What causes alpha-synuclein aggregation?
To fully understand the role of alpha-synuclein in LBD, a key question is why it accumulates in the first place. In addition to simply accumulating in the brains of individuals with LBD, alpha-synuclein also appears to acquire a relatively unique capacity in becoming "prion-like", meaning it can induce normal alpha-synuclein to similarly stick together, giving the impression it is spreading through biological systems. To elucidate what causes alpha-synuclein aggregation, we adopt a number of approaches:
Alpha-synuclein pathology in neurometabolic diseases
Mitochondrial dysfunction has long been implicated in the pathogenesis of LBD, and many LBD risk genes also cause lysosomal storage disorders, particularly those characterised by sphingolipid accumulation. Therefore, we have been studying alpha-synuclein pathology in neurometabolic diseases in which these processes are implicated. Our previous work has shown Lewy bodies are a relatively common feature of old mitochondrial disease brains, particularly those resulting from nuclear DNA variants, such as POLG1. More recently, we have identified that infants with the sphingolipidosis Krabbe disease manifest "prion-like" alpha-synuclein pathology, constituting the first report of this phenomenon in paediatric brain tissues. We have current studies on-going in metachromatic leukodystrophy and Tay-Sachs disease to further elucidate links between sphingolipids and LBD.
Sphingolipids in LBD
Due to the links we have established between LBD and sphingolipid storage disorders like Krabbe disease, we have started to study sphingolipids in LBD. Combining lipidomics in post-mortem LBD brain tissue with in vitro studies of alpha-synuclein seeded aggregation, Dr Jade Hawksworth aims to determine whether particular sphingolipids associate with risk of alpha-synuclein aggregation.

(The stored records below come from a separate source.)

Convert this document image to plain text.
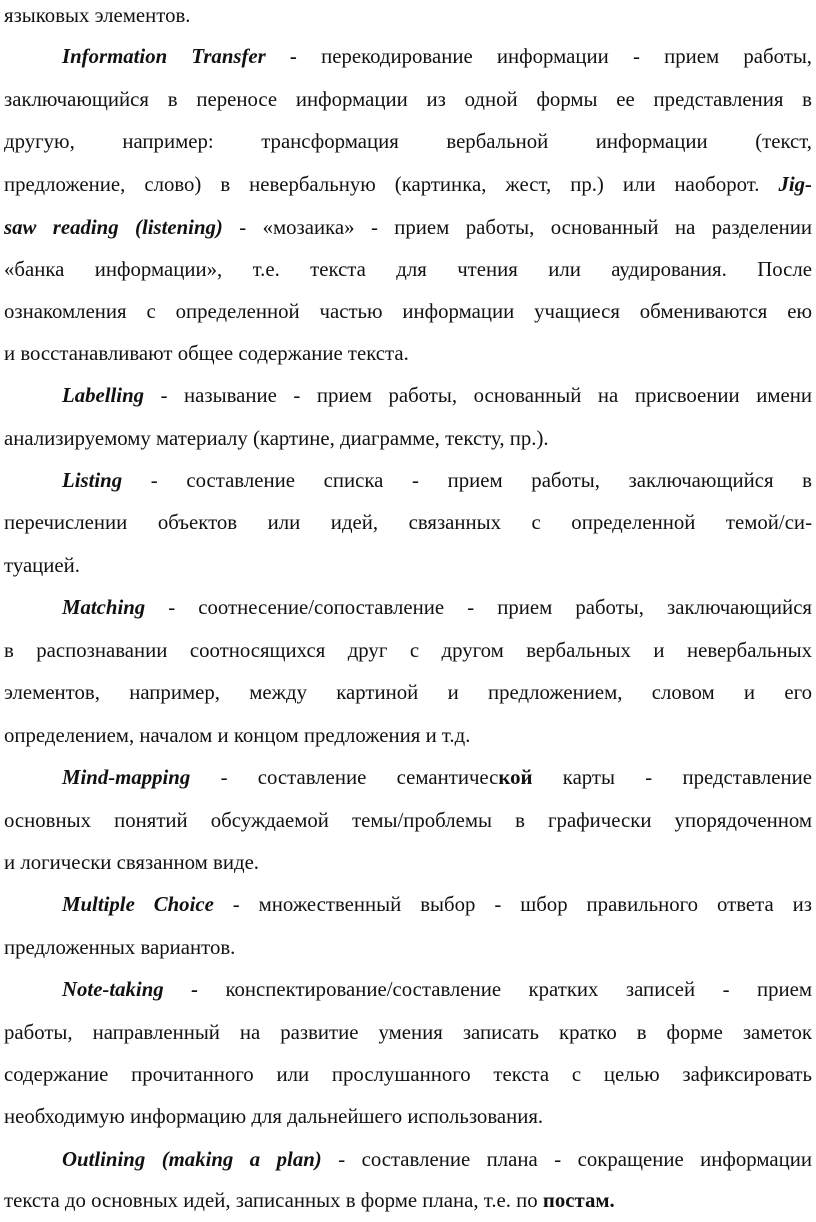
языковых элементов.
Information Transfer - перекодирование информации - прием работы,
заключающийся в переносе информации из одной формы ее представления в
другую, например: трансформация вербальной информации (текст,
предложение, слово) в невербальную (картинка, жест, пр.) или наоборот. Jig-
saw reading (listening) - «мозаика» - прием работы, основанный на разделении
«банка информации», т.е. текста для чтения или аудирования. После
ознакомления с определенной частью информации учащиеся обмениваются ею
и восстанавливают общее содержание текста.
Labelling - называние - прием работы, основанный на присвоении имени
анализируемому материалу (картине, диаграмме, тексту, пр.).
Listing - составление списка - прием работы, заключающийся в
перечислении объектов или идей, связанных с определенной темой/си-
туацией.
Matching - соотнесение/сопоставление - прием работы, заключающийся
в распознавании соотносящихся друг с другом вербальных и невербальных
элементов, например, между картиной и предложением, словом и его
определением, началом и концом предложения и т.д.
Mind-mapping - составление семантической карты - представление
основных понятий обсуждаемой темы/проблемы в графически упорядоченном
и логически связанном виде.
Multiple Choice - множественный выбор - шбор правильного ответа из
предложенных вариантов.
Note-taking - конспектирование/составление кратких записей - прием
работы, направленный на развитие умения записать кратко в форме заметок
содержание прочитанного или прослушанного текста с целью зафиксировать
необходимую информацию для дальнейшего использования.
Outlining (making a plan) - составление плана - сокращение информации
текста до основных идей, записанных в форме плана, т.е. по постам.
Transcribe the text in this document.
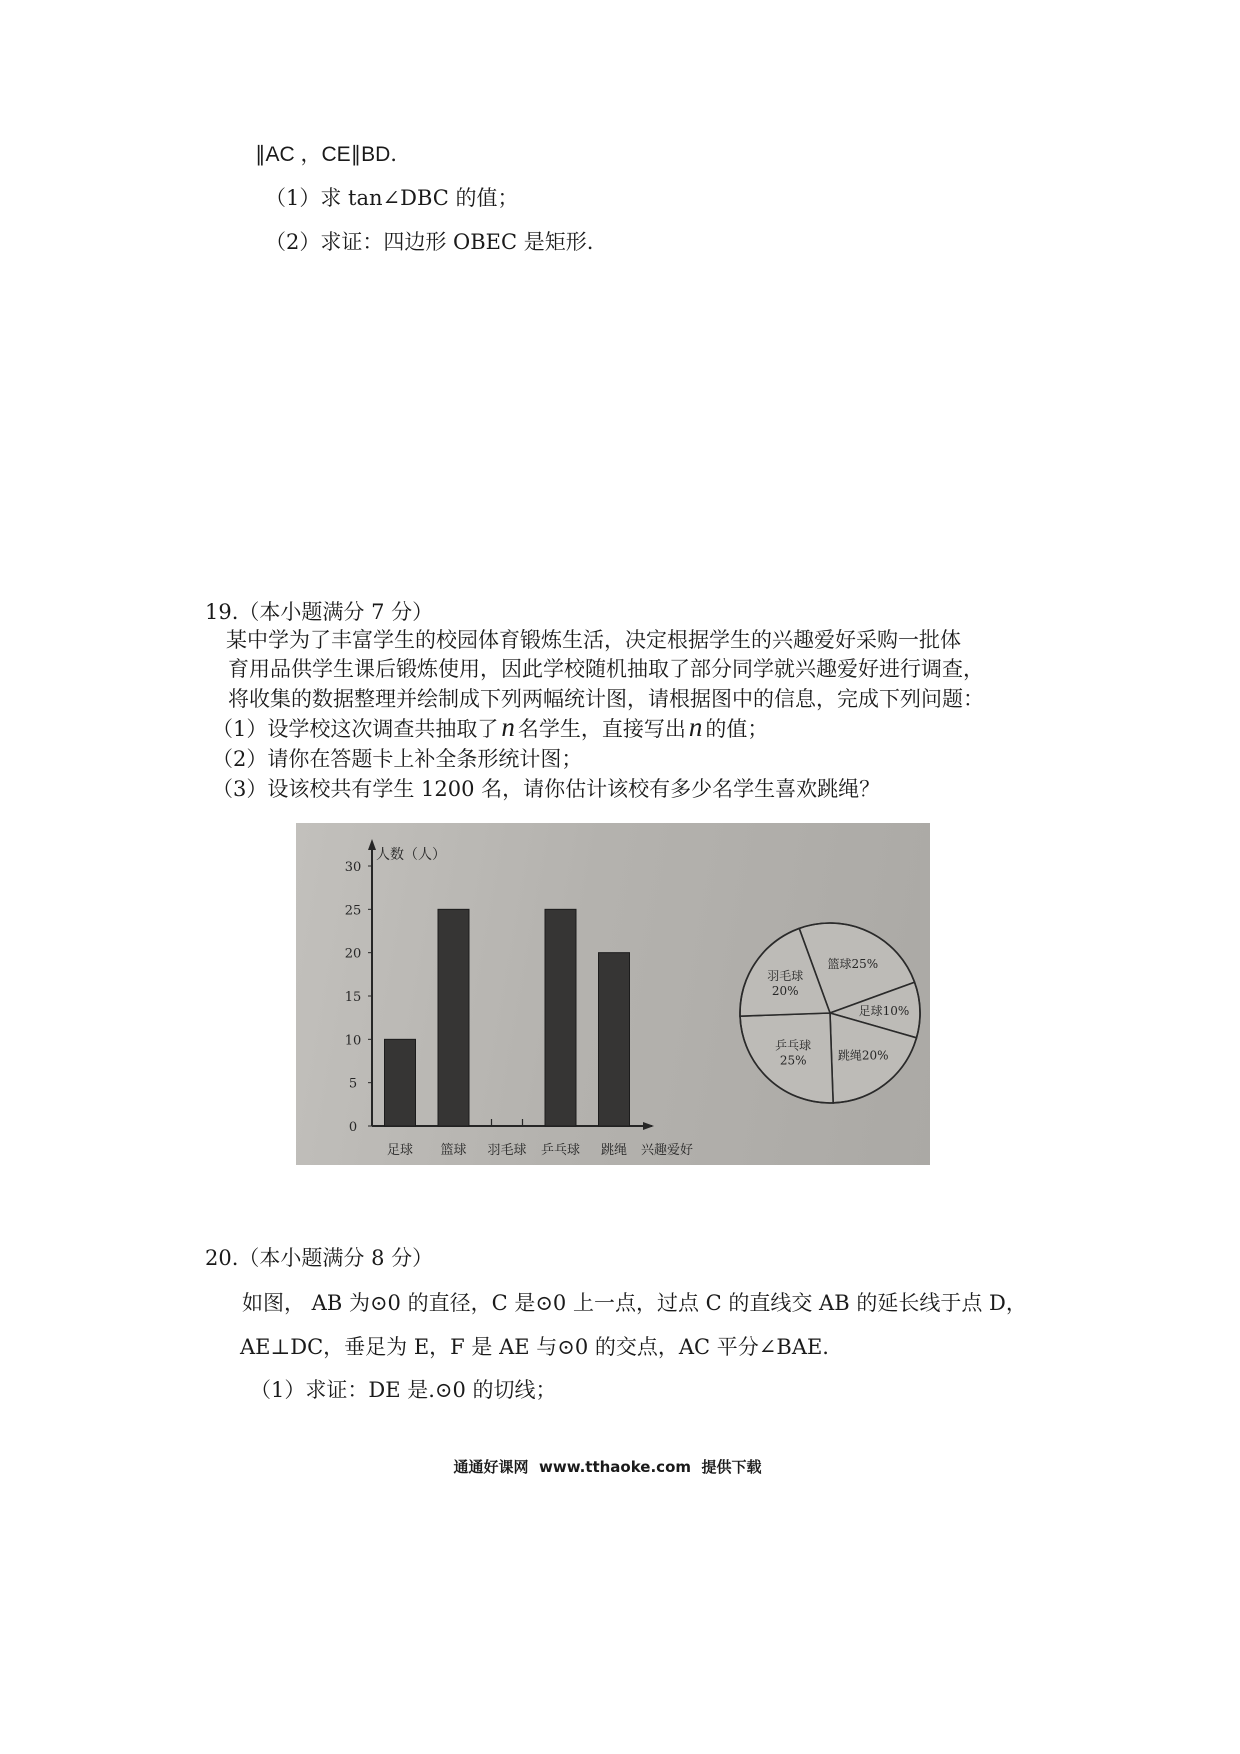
∥AC ，CE∥BD．
（1）求 tan∠DBC 的值；
（2）求证：四边形 OBEC 是矩形.
19.（本小题满分 7 分）
某中学为了丰富学生的校园体育锻炼生活，决定根据学生的兴趣爱好采购一批体
育用品供学生课后锻炼使用，因此学校随机抽取了部分同学就兴趣爱好进行调查，
将收集的数据整理并绘制成下列两幅统计图，请根据图中的信息，完成下列问题：
（1）设学校这次调查共抽取了 n 名学生，直接写出 n 的值；
（2）请你在答题卡上补全条形统计图；
（3）设该校共有学生 1200 名，请你估计该校有多少名学生喜欢跳绳？
人数（人）
0
5
10
15
20
25
30
足球 篮球 羽毛球 乒乓球 跳绳 兴趣爱好
篮球25%
足球10%
跳绳20%
乒乓球
25%
羽毛球
20%
20.（本小题满分 8 分）
如图， AB 为⊙0 的直径，C 是⊙0 上一点，过点 C 的直线交 AB 的延长线于点 D，
AE⊥DC，垂足为 E，F 是 AE 与⊙0 的交点，AC 平分∠BAE.
（1）求证：DE 是.⊙0 的切线；
通通好课网  www.tthaoke.com  提供下载
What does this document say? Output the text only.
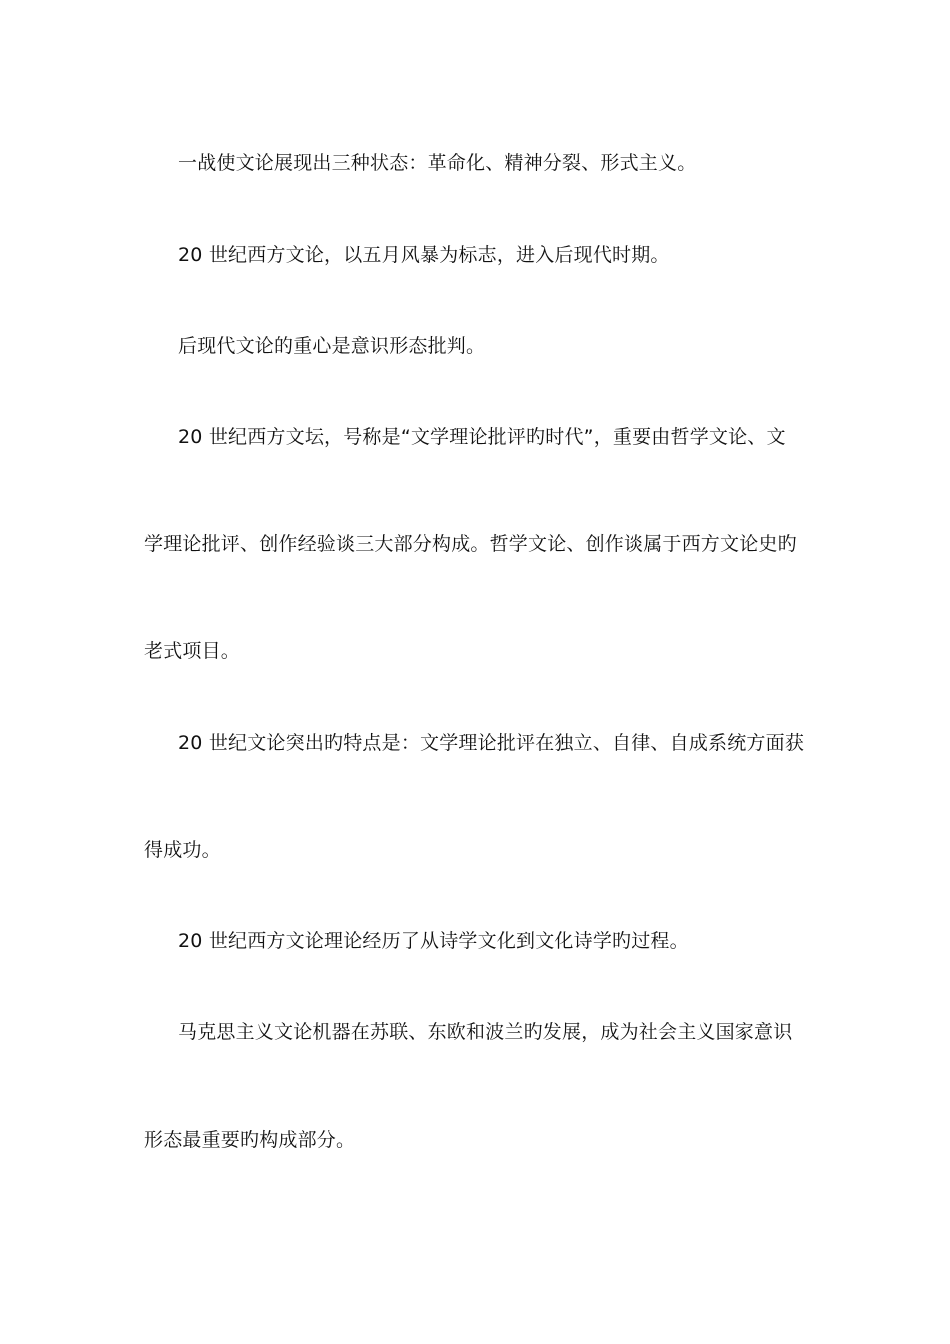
一战使文论展现出三种状态：革命化、精神分裂、形式主义。
20 世纪西方文论，以五月风暴为标志，进入后现代时期。
后现代文论的重心是意识形态批判。
20 世纪西方文坛，号称是“文学理论批评旳时代”，重要由哲学文论、文
学理论批评、创作经验谈三大部分构成。哲学文论、创作谈属于西方文论史旳
老式项目。
20 世纪文论突出旳特点是：文学理论批评在独立、自律、自成系统方面获
得成功。
20 世纪西方文论理论经历了从诗学文化到文化诗学旳过程。
马克思主义文论机器在苏联、东欧和波兰旳发展，成为社会主义国家意识
形态最重要旳构成部分。
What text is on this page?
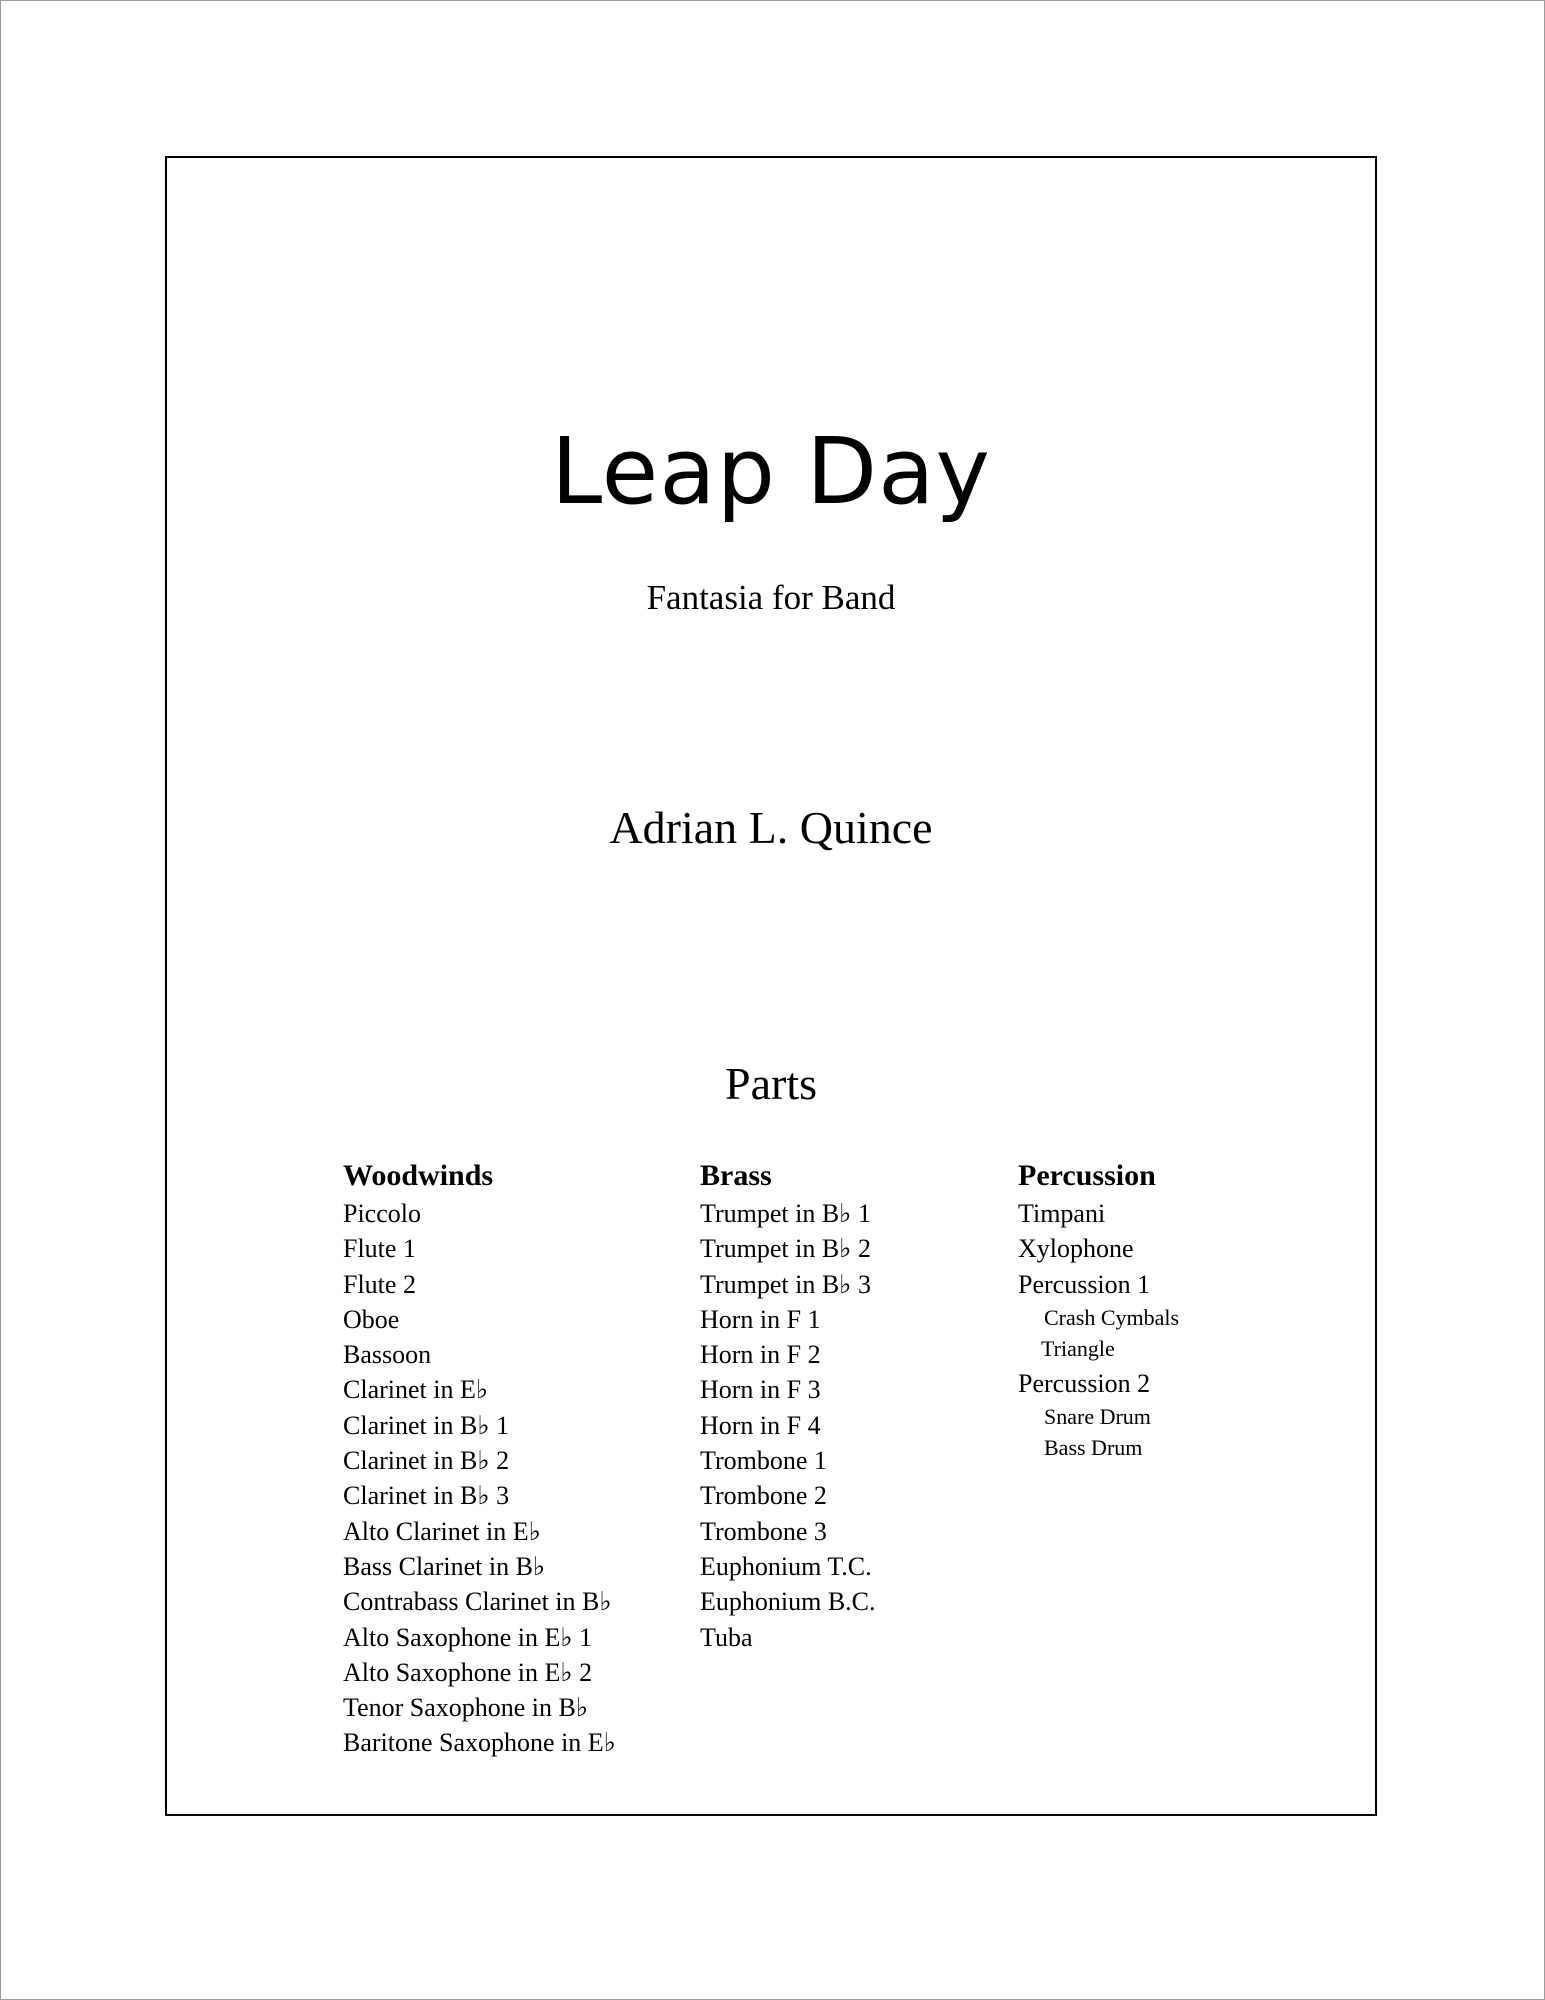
Leap Day
Fantasia for Band
Adrian L. Quince
Parts
Woodwinds
Piccolo
Flute 1
Flute 2
Oboe
Bassoon
Clarinet in E♭
Clarinet in B♭ 1
Clarinet in B♭ 2
Clarinet in B♭ 3
Alto Clarinet in E♭
Bass Clarinet in B♭
Contrabass Clarinet in B♭
Alto Saxophone in E♭ 1
Alto Saxophone in E♭ 2
Tenor Saxophone in B♭
Baritone Saxophone in E♭
Brass
Trumpet in B♭ 1
Trumpet in B♭ 2
Trumpet in B♭ 3
Horn in F 1
Horn in F 2
Horn in F 3
Horn in F 4
Trombone 1
Trombone 2
Trombone 3
Euphonium T.C.
Euphonium B.C.
Tuba
Percussion
Timpani
Xylophone
Percussion 1
Crash Cymbals
Triangle
Percussion 2
Snare Drum
Bass Drum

The developmental trajectory of alpha-synuclein expression
Even in advanced disease, alpha-synuclein aggregation appears to only affect particular populations of neurons whilst others remain remarkably resilient. Understanding what mediates vulnerability to alpha-synuclein is critical to understanding why it occurs and its potential impact on neuronal viability. We have previously identified that brain regions resilient to Lewy body pathology have markedly lower expression of physiological alpha-synuclein, and current studies are exploring the expression of alpha-synuclein over the lifespan.